The breeding success depends strongly on weather and climate conditions in the north of Yakutia. In order to incubate, a pair of birds has to find a place on the nesting site, which is free of snow. If the previous year's nest is free of snow, they will occupy it so that not to waste energy and resources. "Generally speaking, the weather conditions in 2022 were not unfavorable: most pairs, monitored there, had chicks in July, each couple had one chick," she told TASS.

Siberian cranes lay one or two eggs, but afterwards, in most cases, a pair has only one chick. Scientists explain it by the so-called chick aggression: the younger chick cannot withstand the elder's pushing.

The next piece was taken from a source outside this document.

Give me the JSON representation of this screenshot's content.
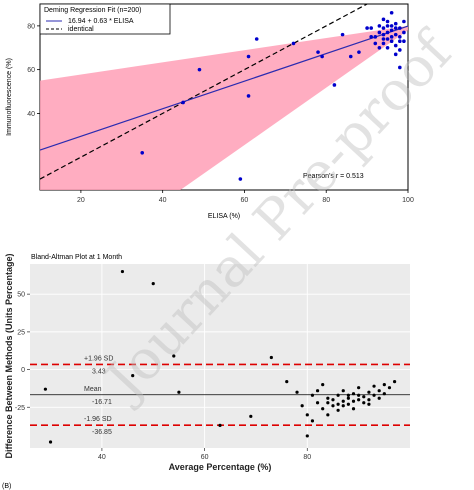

"The chick aggression is observed in several species of cranes, and in Siberian cranes it is top high. However, sometimes parents manage to keep both chicks. In such cases, the male cares for one of them, and the female - for the other. Scientists have received proofs that sometimes both chicks survived since the first ringing in Yakutia in the early 1990s. Since 2019, we have registered two families of the kind," she continued, stressing the male and the female bear equal responsibilities in incubating and raising.

Wintering

In autumn, Siberian cranes migrate across Yakutia, stopping to rest in river valleys, on river islands and scythes, near lakes. The East Siberian population inhabits the low-lying tundra between the Yana and the Kolyma Rivers in the north of Yakutia.

The birds are flying away to spend winter in southeastern China, on Lake Poyang in the Yangtze River basin. The Poyang Lake Nature Reserve in Jiangxi Province is an important wintering site both for cranes and for other wetland birds. In 2022-2023, more than 700,000 birds stayed there in winter.

The summer of 2022 in China was incredibly hot, and Lake Poyang suffered a severe drought. White cranes' main food in winter is eelgrass (vallisneria), an aquatic plant, which survived only in a very small part of the lake, where water still remained.

"Scientists and the nature reserve personnel, supported by the state, refilled water, and organized 12 feeding points with rice plantings. The cranes also could feed on lotus fields, which were specially maintained for them. Without that assistance, it would have been very difficult for the white cranes to survive the past winter," the scientist said.

According to Chinese experts, due to extremely high temperatures and dry weather in the autumn of 2022, migrating birds flew to the wintering sites earlier than usual. The spring migration in 2023 was also delayed as the birds needed to gain energy necessary for a long flight back.